Saturday, August 29, 2009

George Box's "Improving Almost Anything"

George E. P. Box is probably the greatest industrial statistician in the 20th century. George was quoted as saying "Remember that all models are wrong; the practical question is how wrong do they have to be to not be useful." In short whenever a scientist produces a model or formula from observed or historic data, that model inherently contains errors. Models provide us a method of predicting the behavior of physical systems. I have seen many times the use of a scientific model on a process or system that will not predict the outcome of a change to a system.

The reasons are simple.

1) Models built on historical data cannot sort out causal factors from nuisance factors or noise very well.
2) Time trends effect physical process. If data was collected over long time periods such as years there is little accounting for random factors effecting a process or system.
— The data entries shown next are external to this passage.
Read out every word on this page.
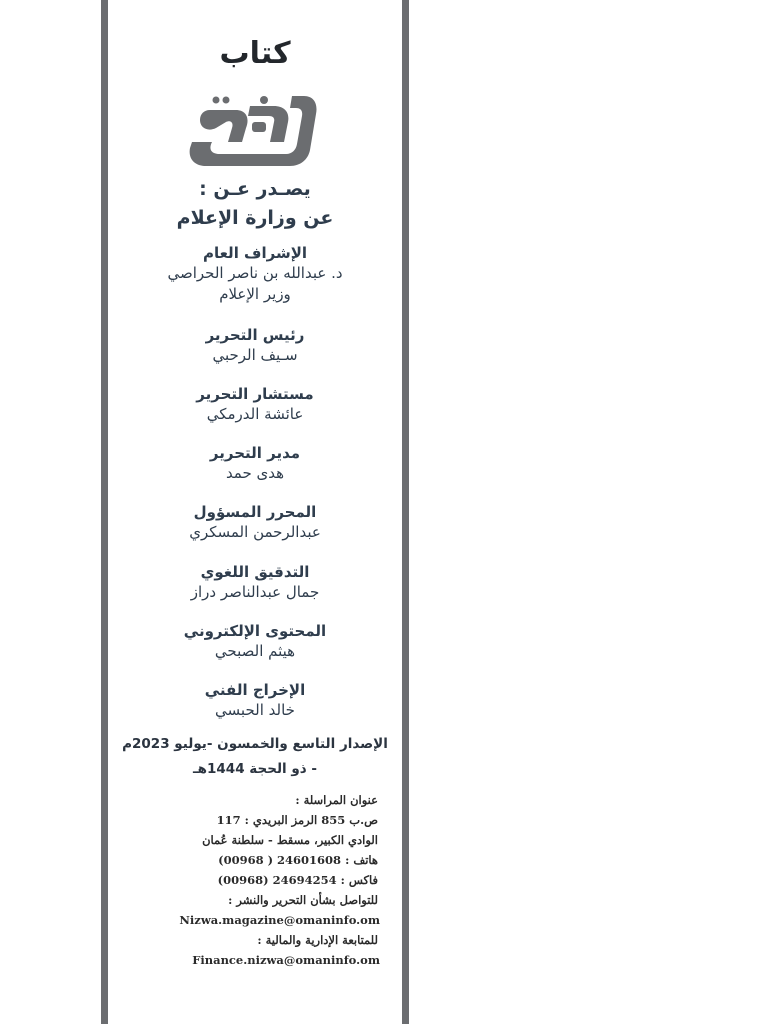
كتاب
يصـدر عـن :
عن وزارة الإعلام
الإشراف العام
د. عبدالله بن ناصر الحراصي
وزير الإعلام
رئيس التحرير
سـيف الرحبي
مستشار التحرير
عائشة الدرمكي
مدير التحرير
هدى حمد
المحرر المسؤول
عبدالرحمن المسكري
التدقيق اللغوي
جمال عبدالناصر دراز
المحتوى الإلكتروني
هيثم الصبحي
الإخراج الفني
خالد الحبسي
الإصدار التاسع والخمسون -يوليو 2023م
- ذو الحجة 1444هـ
عنوان المراسلة :
ص.ب 855 الرمز البريدي : 117
الوادي الكبير، مسقط - سلطنة عُمان
هاتف : 24601608 ( 00968)
فاكس : 24694254 (00968)
للتواصل بشأن التحرير والنشر :
Nizwa.magazine@omaninfo.om
للمتابعة الإدارية والمالية :
Finance.nizwa@omaninfo.om
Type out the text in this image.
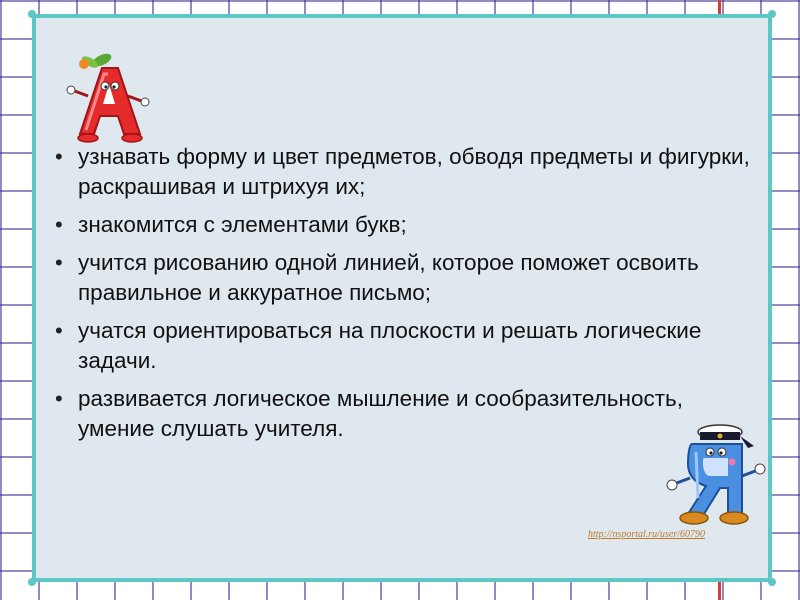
• узнавать форму и цвет предметов, обводя предметы и фигурки, раскрашивая и штрихуя их;
• знакомится с элементами букв;
• учится рисованию одной линией, которое поможет освоить правильное и аккуратное письмо;
• учатся ориентироваться на плоскости и решать логические задачи.
• развивается логическое мышление и сообразительность, умение слушать учителя.
http://nsportal.ru/user/60790
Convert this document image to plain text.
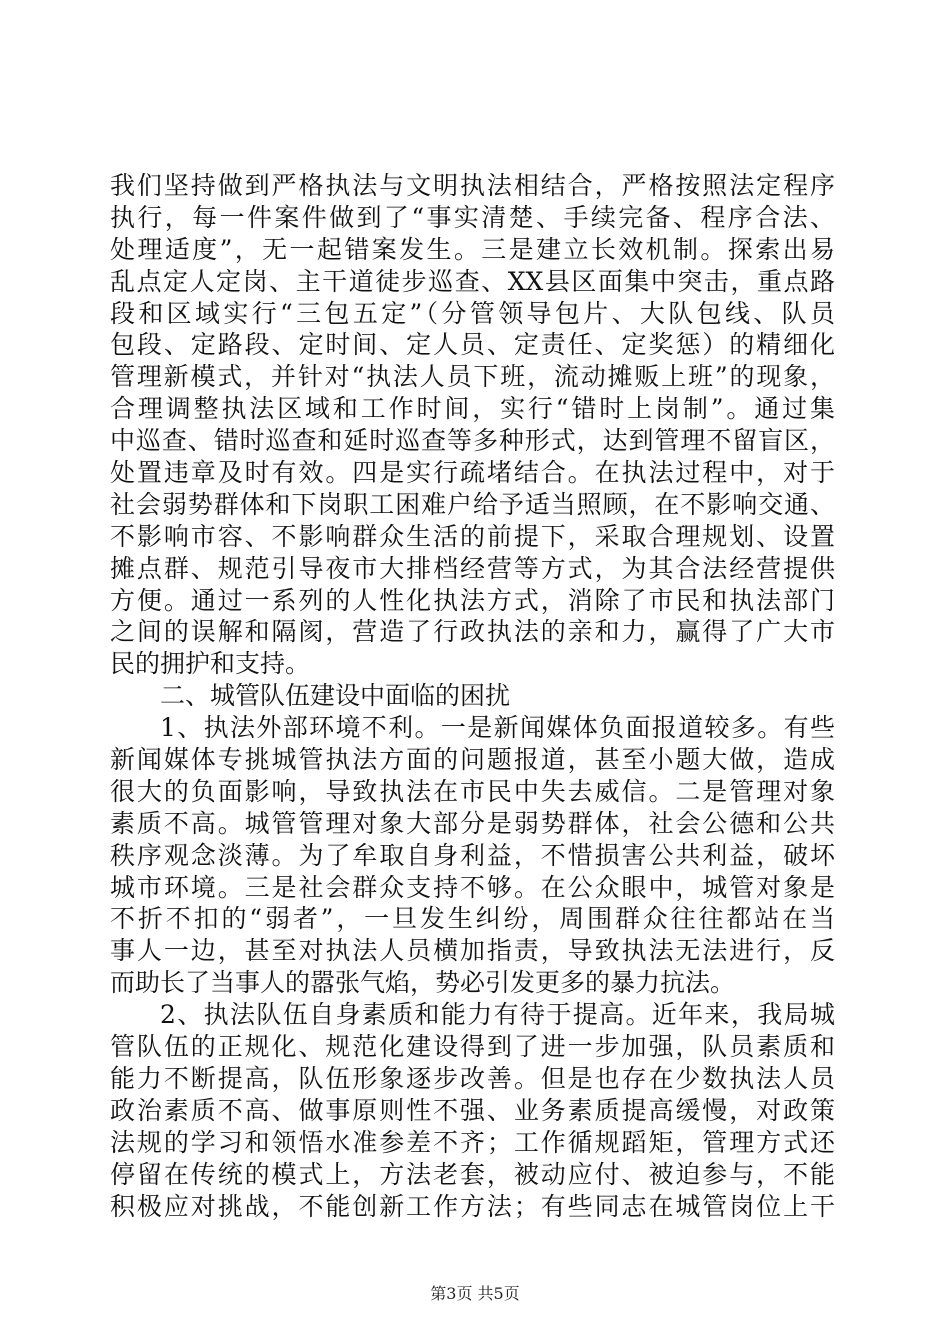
我们坚持做到严格执法与文明执法相结合，严格按照法定程序
执行，每一件案件做到了“事实清楚、手续完备、程序合法、
处理适度”，无一起错案发生。三是建立长效机制。探索出易
乱点定人定岗、主干道徒步巡查、XX县区面集中突击，重点路
段和区域实行“三包五定”（分管领导包片、大队包线、队员
包段、定路段、定时间、定人员、定责任、定奖惩）的精细化
管理新模式，并针对“执法人员下班，流动摊贩上班”的现象，
合理调整执法区域和工作时间，实行“错时上岗制”。通过集
中巡查、错时巡查和延时巡查等多种形式，达到管理不留盲区，
处置违章及时有效。四是实行疏堵结合。在执法过程中，对于
社会弱势群体和下岗职工困难户给予适当照顾，在不影响交通、
不影响市容、不影响群众生活的前提下，采取合理规划、设置
摊点群、规范引导夜市大排档经营等方式，为其合法经营提供
方便。通过一系列的人性化执法方式，消除了市民和执法部门
之间的误解和隔阂，营造了行政执法的亲和力，赢得了广大市
民的拥护和支持。
二、城管队伍建设中面临的困扰
1、执法外部环境不利。一是新闻媒体负面报道较多。有些
新闻媒体专挑城管执法方面的问题报道，甚至小题大做，造成
很大的负面影响，导致执法在市民中失去威信。二是管理对象
素质不高。城管管理对象大部分是弱势群体，社会公德和公共
秩序观念淡薄。为了牟取自身利益，不惜损害公共利益，破坏
城市环境。三是社会群众支持不够。在公众眼中，城管对象是
不折不扣的“弱者”，一旦发生纠纷，周围群众往往都站在当
事人一边，甚至对执法人员横加指责，导致执法无法进行，反
而助长了当事人的嚣张气焰，势必引发更多的暴力抗法。
2、执法队伍自身素质和能力有待于提高。近年来，我局城
管队伍的正规化、规范化建设得到了进一步加强，队员素质和
能力不断提高，队伍形象逐步改善。但是也存在少数执法人员
政治素质不高、做事原则性不强、业务素质提高缓慢，对政策
法规的学习和领悟水准参差不齐；工作循规蹈矩，管理方式还
停留在传统的模式上，方法老套，被动应付、被迫参与，不能
积极应对挑战，不能创新工作方法；有些同志在城管岗位上干
第3页 共5页
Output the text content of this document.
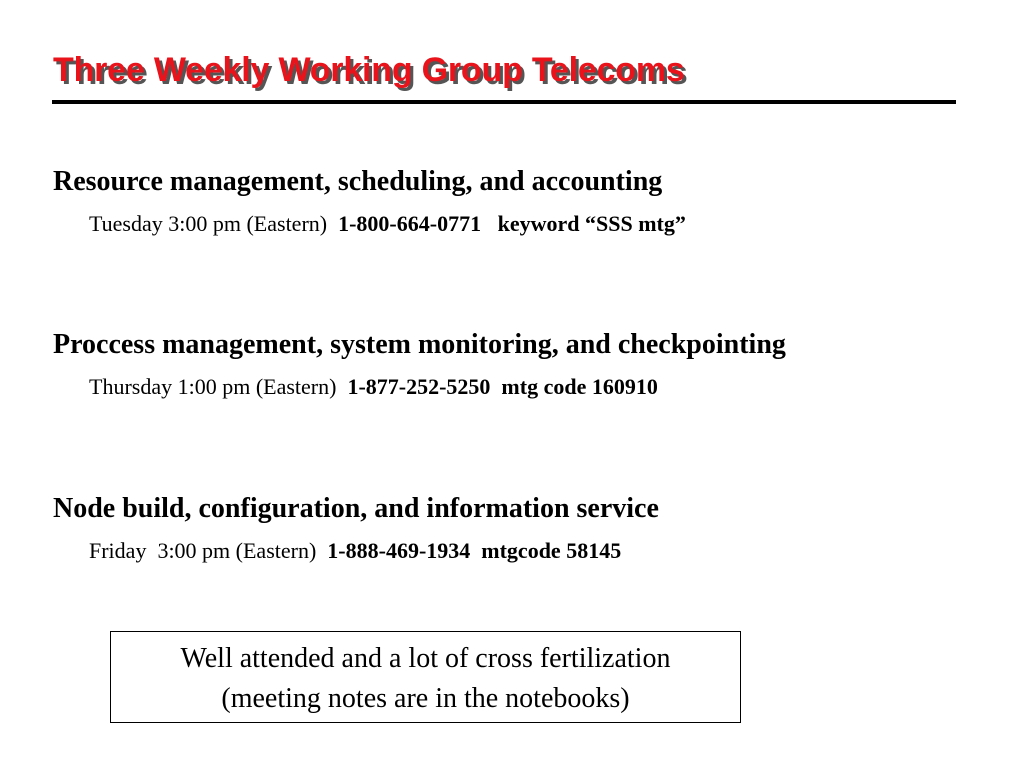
Three Weekly Working Group Telecoms
Resource management, scheduling, and accounting
Tuesday 3:00 pm (Eastern) 1-800-664-0771 keyword “SSS mtg”
Proccess management, system monitoring, and checkpointing
Thursday 1:00 pm (Eastern) 1-877-252-5250 mtg code 160910
Node build, configuration, and information service
Friday  3:00 pm (Eastern) 1-888-469-1934 mtgcode 58145
Well attended and a lot of cross fertilization
(meeting notes are in the notebooks)
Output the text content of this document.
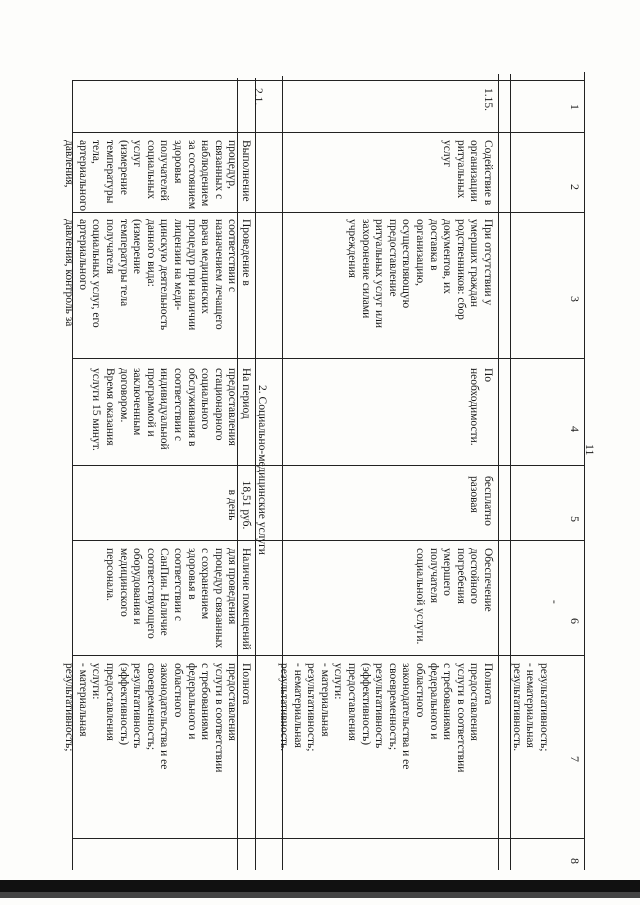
1
2
3
4
5
6
7
8
11
-
результативность;
- нематериальная
результативность.
1.15.
Содействие в
организации
ритуальных
услуг
При отсутствии у
умерших граждан
родственников: сбор
документов, их
доставка в
организацию,
осуществляющую
предоставление
ритуальных услуг или
захоронение силами
учреждения
По
необходимости.
бесплатно
разовая
Обеспечение
достойного
погребения
умершего
получателя
социальной услуги.
Полнота
предоставления
услуги в соответствии
с требованиями
федерального и
областного
законодательства и ее
своевременность;
результативность
(эффективность)
предоставления
услуги:
- материальная
результативность;
- нематериальная
результативность.
2. Социально-медицинские услуги
2.1.
Выполнение
процедур,
связанных с
наблюдением
за состоянием
здоровья
получателей
социальных
услуг
(измерение
температуры
тела,
артериального
давления,
Проведение в
соответствии с
назначением лечащего
врача медицинских
процедур при наличии
лицензии на меди-
цинскую деятельность
данного вида:
(измерение
температуры тела
получателя
социальных услуг, его
артериального
давления, контроль за
На период
предоставления
стационарного
социального
обслуживания в
соответствии с
индивидуальной
программой и
заключенным
договором.
Время оказания
услуги 15 минут.
18,51 руб.
в день
Наличие помещений
для проведения
процедур связанных
с сохранением
здоровья в
соответствии с
СанПин. Наличие
соответствующего
оборудования и
медицинского
персонала.
Полнота
предоставления
услуги в соответствии
с требованиями
федерального и
областного
законодательства и ее
своевременность;
результативность
(эффективность)
предоставления
услуги:
- материальная
результативность;
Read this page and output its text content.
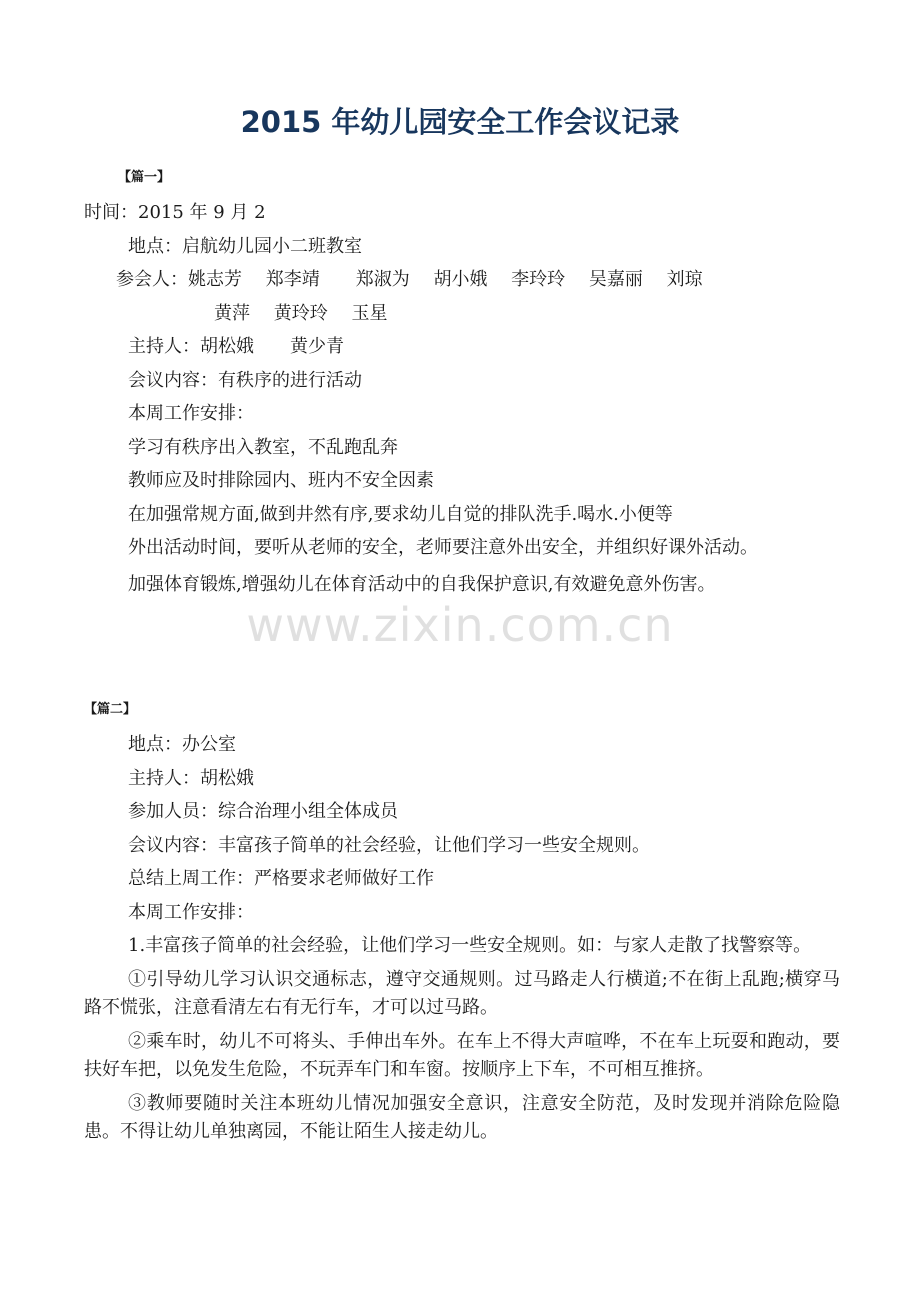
2015 年幼儿园安全工作会议记录
【篇一】

时间：2015 年 9 月 2

地点：启航幼儿园小二班教室

参会人：姚志芳　 郑李靖　　郑淑为　 胡小娥　 李玲玲　 吴嘉丽　 刘琼

黄萍　 黄玲玲　 玉星

主持人：胡松娥　　黄少青

会议内容：有秩序的进行活动

本周工作安排：

学习有秩序出入教室，不乱跑乱奔

教师应及时排除园内、班内不安全因素

在加强常规方面,做到井然有序,要求幼儿自觉的排队洗手.喝水.小便等

外出活动时间，要听从老师的安全，老师要注意外出安全，并组织好课外活动。

加强体育锻炼,增强幼儿在体育活动中的自我保护意识,有效避免意外伤害。

www.zixin.com.cn
【篇二】

地点：办公室

主持人：胡松娥

参加人员：综合治理小组全体成员

会议内容：丰富孩子简单的社会经验，让他们学习一些安全规则。

总结上周工作：严格要求老师做好工作

本周工作安排：

1.丰富孩子简单的社会经验，让他们学习一些安全规则。如：与家人走散了找警察等。

①引导幼儿学习认识交通标志，遵守交通规则。过马路走人行横道;不在街上乱跑;横穿马路不慌张，注意看清左右有无行车，才可以过马路。

②乘车时，幼儿不可将头、手伸出车外。在车上不得大声喧哗，不在车上玩耍和跑动，要扶好车把，以免发生危险，不玩弄车门和车窗。按顺序上下车，不可相互推挤。

③教师要随时关注本班幼儿情况加强安全意识，注意安全防范，及时发现并消除危险隐患。不得让幼儿单独离园，不能让陌生人接走幼儿。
Box also stated, "To find out what happens to a system when you interfere with it you have to interfere with it (not just passively observe it)." Here George Box presents the wisdom of conducting designed experiments and planned experimentation. When you deliberately interfere with a process or system you can observe a result. I think George believes almost anything can be improved through the use of DOE and statistical methods. However he really insists and advocates a scientific approach using planned experimentation and I definitely am in agreement.

A recent trend in Data Mining is somewhat disturbing to me. It goes against the teachings of R A Fisher and George Box. Whenever we are looking at past data we never know for sure if causal factors are real or not. There is the possibility of spurious correlations and erroneous conclusions. None the less due to the large growth in available data, the profession and activities of Data Miners is growing. I always caution about research that involves data mining. My time spent looking at historic data from chemical processes shows little promise at good models without additional experimentation to validate or verify results.

To read more about George Box's philosophies find the book "Improving Almost Anything: Ideas and Essays" by George Box and Friends, 2006, Wiley.

Almost all processes and systems can be improved. All that is needed is a planned and guided scientific approach to a solution. Box points out that this is the critical ingredient to the Six Sigma revolution when CEOs of Motorola, GE, Honeywell and Texas Instruments realized the power of statistical methods and the necessity to train employees for continuous improvement.